Europese aandelen in de lift
Omgerekend in euro’s bleef de STOXX Europe 600 vorig jaar bijna 25 procentpunt achter op de S&P500. Dat is het grootste verschil sinds de officiële start van de Europese index in 1998. In de afgelopen vijftien jaar presteerde de STOXX Europe 600 slechts drie keer beter dan de S&P500. Telkens met een interval van vijf jaar, namelijk in 2012, 2017 en 2022.
Na een periode waarin beleggers Europese aandelen meden, zitten ze in 2025 eindelijk weer in de lift. Als die ontwikkeling doorzet, zou dat weleens het grootste verschil ten nadele van Amerikaanse aandelen kunnen zijn. Tot dusver harkten Europese aandelen 7,1% aan rendement binnen en liepen Amerikaanse na correctie voor valutaverschillen 11,9% averij op.
Amerikaanse dominantie
De grote vraag is nu: hoe verder? Wat staat beleggers op basis van recente ontwikkelingen de komende maanden te wachten? Is de dominantie van Amerikaanse aandelen voorbij?
De periode van vijftien jaar tot 2024 kenmerkte zich op Wall Street door een seculiere bullmarkt, vooral dankzij technologiebedrijven. Na de Grote Financiële Crisis groeide de omzet en winst van bedrijven als Amazon, Apple, Facebook (Meta), Google (Alphabet), Microsoft, Nvidia en Tesla structureel.
Mede door het ruime monetaire beleid van de Federal Reserve, met historisch lage rentevoeten en kwantitatieve verruiming, vloeide er veel geld richting Wall Street. Tevens voerde de Amerikaanse overheid een expansief fiscaal beleid om de consumptie en investeringen aan te wakkeren. Al gooide covid-19 kortstondig nog roet in het eten, dankzij deze ontwikkelingen herstelde de Amerikaanse economie sterk van de financiële crisis van 2009.
Europese aandelen
De Europese aandelenmarkten daarentegen bleven tussen 2010 en 2024 duidelijk achter op Wall Street. Het positieve rendement ten spijt, reikt het resultaat van de STOXX Europe 600 amper tot aan de helft van de S&P500. Enerzijds het gevolg van de opbouw en samenstelling van de index, anderzijds door de lagere economische groei, wat in de bedrijfscijfers doorsijpelt en resulteert in mindere beursprestaties.
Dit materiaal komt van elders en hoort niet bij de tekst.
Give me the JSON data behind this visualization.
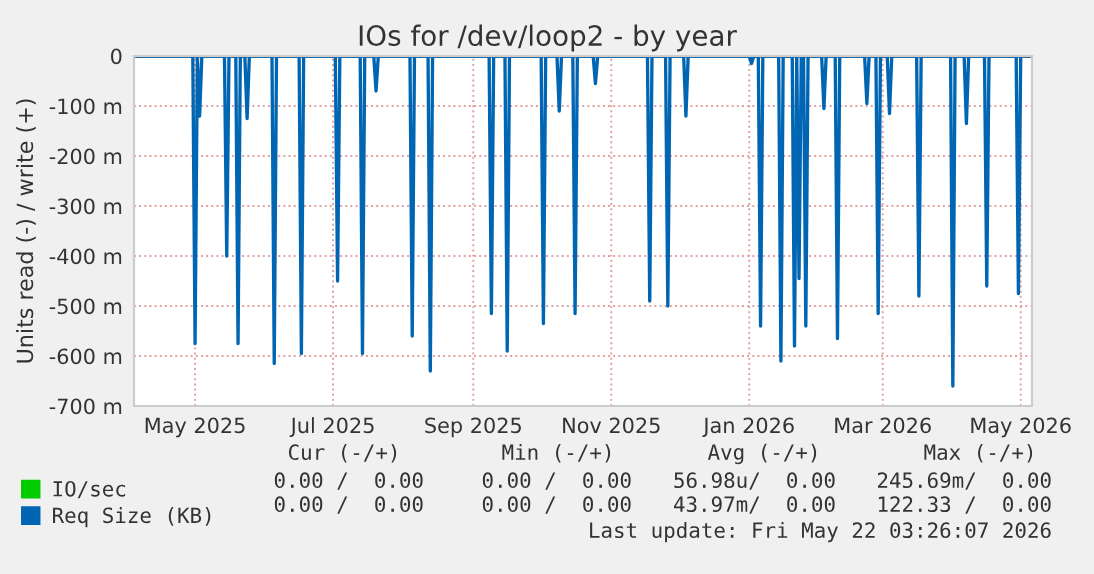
{
  "chart_data": {
    "type": "line",
    "title": "IOs for /dev/loop2 - by year",
    "ylabel": "Units read (-) / write (+)",
    "xlim": [
      "2025-04-04",
      "2026-05-06"
    ],
    "xticks": [
      {
        "value": "2025-05-01",
        "label": "May 2025"
      },
      {
        "value": "2025-07-01",
        "label": "Jul 2025"
      },
      {
        "value": "2025-09-01",
        "label": "Sep 2025"
      },
      {
        "value": "2025-11-01",
        "label": "Nov 2025"
      },
      {
        "value": "2026-01-01",
        "label": "Jan 2026"
      },
      {
        "value": "2026-03-01",
        "label": "Mar 2026"
      },
      {
        "value": "2026-05-01",
        "label": "May 2026"
      }
    ],
    "ylim": [
      -700,
      0
    ],
    "yticks": [
      {
        "value": -700,
        "label": "-700 m"
      },
      {
        "value": -600,
        "label": "-600 m"
      },
      {
        "value": -500,
        "label": "-500 m"
      },
      {
        "value": -400,
        "label": "-400 m"
      },
      {
        "value": -300,
        "label": "-300 m"
      },
      {
        "value": -200,
        "label": "-200 m"
      },
      {
        "value": -100,
        "label": "-100 m"
      },
      {
        "value": 0,
        "label": "0"
      }
    ],
    "grid": true,
    "legend": "bottom",
    "marker": "none",
    "line_style": "solid",
    "series": [
      {
        "name": "IO/sec",
        "color": "#00cc00"
      },
      {
        "name": "Req Size (KB)",
        "color": "#0066b3",
        "x": [
          "2025-04-05",
          "2025-04-30",
          "2025-05-01",
          "2025-05-02",
          "2025-05-03",
          "2025-05-04",
          "2025-05-14",
          "2025-05-15",
          "2025-05-16",
          "2025-05-19",
          "2025-05-20",
          "2025-05-21",
          "2025-05-23",
          "2025-05-24",
          "2025-05-25",
          "2025-06-04",
          "2025-06-05",
          "2025-06-06",
          "2025-06-16",
          "2025-06-17",
          "2025-06-18",
          "2025-07-02",
          "2025-07-03",
          "2025-07-04",
          "2025-07-13",
          "2025-07-14",
          "2025-07-15",
          "2025-07-19",
          "2025-07-20",
          "2025-07-21",
          "2025-08-04",
          "2025-08-05",
          "2025-08-06",
          "2025-08-12",
          "2025-08-13",
          "2025-08-14",
          "2025-09-08",
          "2025-09-09",
          "2025-09-10",
          "2025-09-15",
          "2025-09-16",
          "2025-09-17",
          "2025-10-01",
          "2025-10-02",
          "2025-10-03",
          "2025-10-08",
          "2025-10-09",
          "2025-10-10",
          "2025-10-15",
          "2025-10-16",
          "2025-10-17",
          "2025-10-24",
          "2025-10-25",
          "2025-10-26",
          "2025-11-17",
          "2025-11-18",
          "2025-11-19",
          "2025-11-25",
          "2025-11-26",
          "2025-11-27",
          "2025-12-03",
          "2025-12-04",
          "2025-12-05",
          "2026-01-01",
          "2026-01-02",
          "2026-01-03",
          "2026-01-05",
          "2026-01-06",
          "2026-01-07",
          "2026-01-14",
          "2026-01-15",
          "2026-01-16",
          "2026-01-20",
          "2026-01-21",
          "2026-01-22",
          "2026-01-23",
          "2026-01-24",
          "2026-01-25",
          "2026-01-26",
          "2026-01-27",
          "2026-02-02",
          "2026-02-03",
          "2026-02-04",
          "2026-02-08",
          "2026-02-09",
          "2026-02-10",
          "2026-02-21",
          "2026-02-22",
          "2026-02-23",
          "2026-02-26",
          "2026-02-27",
          "2026-02-28",
          "2026-03-03",
          "2026-03-04",
          "2026-03-05",
          "2026-03-16",
          "2026-03-17",
          "2026-03-18",
          "2026-03-31",
          "2026-04-01",
          "2026-04-02",
          "2026-04-06",
          "2026-04-07",
          "2026-04-08",
          "2026-04-15",
          "2026-04-16",
          "2026-04-17",
          "2026-04-29",
          "2026-04-30",
          "2026-05-01",
          "2026-05-05"
        ],
        "values": [
          0,
          0,
          -575,
          0,
          -120,
          0,
          0,
          -400,
          0,
          0,
          -575,
          0,
          0,
          -125,
          0,
          0,
          -615,
          0,
          0,
          -595,
          0,
          0,
          -450,
          0,
          0,
          -595,
          0,
          0,
          -70,
          0,
          0,
          -560,
          0,
          0,
          -630,
          0,
          0,
          -515,
          0,
          0,
          -590,
          0,
          0,
          -535,
          0,
          0,
          -110,
          0,
          0,
          -515,
          0,
          0,
          -55,
          0,
          0,
          -490,
          0,
          0,
          -500,
          0,
          0,
          -120,
          0,
          0,
          -15,
          0,
          0,
          -540,
          0,
          0,
          -610,
          0,
          0,
          -580,
          0,
          -445,
          0,
          0,
          -540,
          0,
          0,
          -105,
          0,
          0,
          -565,
          0,
          0,
          -95,
          0,
          0,
          -515,
          0,
          0,
          -115,
          0,
          0,
          -480,
          0,
          0,
          -660,
          0,
          0,
          -135,
          0,
          0,
          -460,
          0,
          0,
          -475,
          0,
          0
        ]
      }
    ],
    "annotations": [
      "Cur (-/+)",
      "Min (-/+)",
      "Avg (-/+)",
      "Max (-/+)",
      "0.00 /  0.00",
      "0.00 /  0.00",
      "56.98u/  0.00",
      "245.69m/  0.00",
      "0.00 /  0.00",
      "0.00 /  0.00",
      "43.97m/  0.00",
      "122.33 /  0.00",
      "Last update: Fri May 22 03:26:07 2026"
    ]
  }
}
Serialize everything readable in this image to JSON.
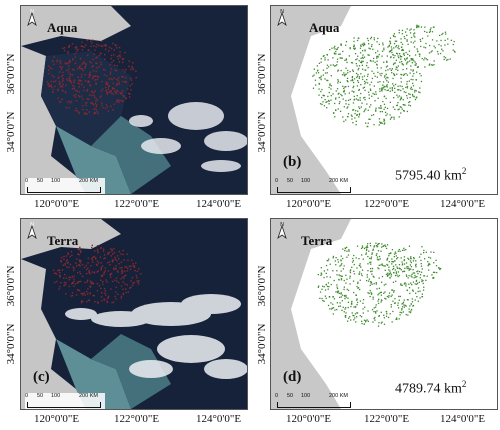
{
  "colors": {
    "land_gray": "#c8c8c8",
    "sea_dark": "#15223a",
    "sea_coastal": "#5f8f96",
    "algae_red": "#8a2830",
    "algae_green": "#3e8a2e"
  },
  "axis": {
    "lat_36": "36°0'0\"N",
    "lat_34": "34°0'0\"N",
    "lon_120": "120°0'0\"E",
    "lon_122": "122°0'0\"E",
    "lon_124": "124°0'0\"E"
  },
  "scale": {
    "labels": [
      "0",
      "50",
      "100",
      "200 KM"
    ]
  },
  "north_symbol": "N",
  "panels": {
    "a": {
      "satellite": "Aqua",
      "letter": "",
      "area": ""
    },
    "b": {
      "satellite": "Aqua",
      "letter": "(b)",
      "area": "5795.40 km",
      "area_unit_sup": "2"
    },
    "c": {
      "satellite": "Terra",
      "letter": "(c)",
      "area": ""
    },
    "d": {
      "satellite": "Terra",
      "letter": "(d)",
      "area": "4789.74 km",
      "area_unit_sup": "2"
    }
  }
}
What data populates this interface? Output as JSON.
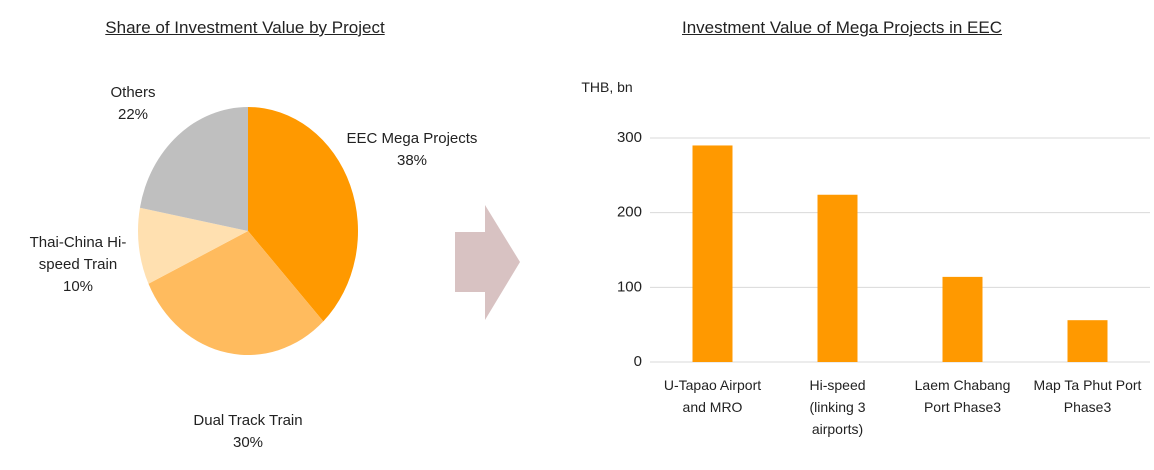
{
  "chart_data": [
    {
      "type": "pie",
      "title": "Share of Investment Value by Project",
      "categories": [
        "EEC Mega Projects",
        "Dual Track Train",
        "Thai-China Hi-speed Train",
        "Others"
      ],
      "values": [
        38,
        30,
        10,
        22
      ],
      "value_labels": [
        "38%",
        "30%",
        "10%",
        "22%"
      ],
      "colors": [
        "#ff9900",
        "#ffbb5e",
        "#ffe0b0",
        "#bfbfbf"
      ]
    },
    {
      "type": "bar",
      "title": "Investment Value of Mega Projects in EEC",
      "ylabel": "THB, bn",
      "categories": [
        "U-Tapao Airport and MRO",
        "Hi-speed (linking 3 airports)",
        "Laem Chabang Port Phase3",
        "Map Ta Phut Port Phase3"
      ],
      "values": [
        290,
        224,
        114,
        56
      ],
      "color": "#ff9900",
      "ylim": [
        0,
        300
      ],
      "yticks": [
        0,
        100,
        200,
        300
      ],
      "grid": true
    }
  ]
}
Europa kreeg het in geopolitiek opzicht ook voor zijn kiezen. Zo was er in 2011-2012 de Griekse schuldencrisis, in 2016 de Brexit, in 2020 de coronapandemie en sinds februari 2022 de escalatie van de Russisch-Oekraïense oorlog na de annexatie van de Krim acht jaar eerder. Daarnaast worden veel Europese economieën afgeremd door de vergrijzing, hoge werkloosheid en lage productiviteitsgroei.
Al deze factoren leidden ertoe dat beleggers Europese aandelen structureel lager waardeerden. De lage koers-winstverhouding reflecteerde de lagere groeiverwachtingen en het politieke risico. Maar met de herverkiezing van Donald Trump als president van de Verenigde Staten veranderde dit. In zijn verkiezingscampagne betoonde hij zijn protectionistisch beleid en na zijn inauguratie voegde hij met zijn importheffingen de daad bij het woord.
Wispelturige Trump
Het wispelturige beleid van Trump veroorzaakt onzekerheid bij bedrijven en is zichtbaar op de financiële markten. Wereldwijd zakten aandelen tussen 19 februari en 8 april hard weg. Op Wall Street nog harder dan in Europa. Zowel de dollar als Amerikaanse staatspapieren dreigden hun status als veilige haven te verliezen.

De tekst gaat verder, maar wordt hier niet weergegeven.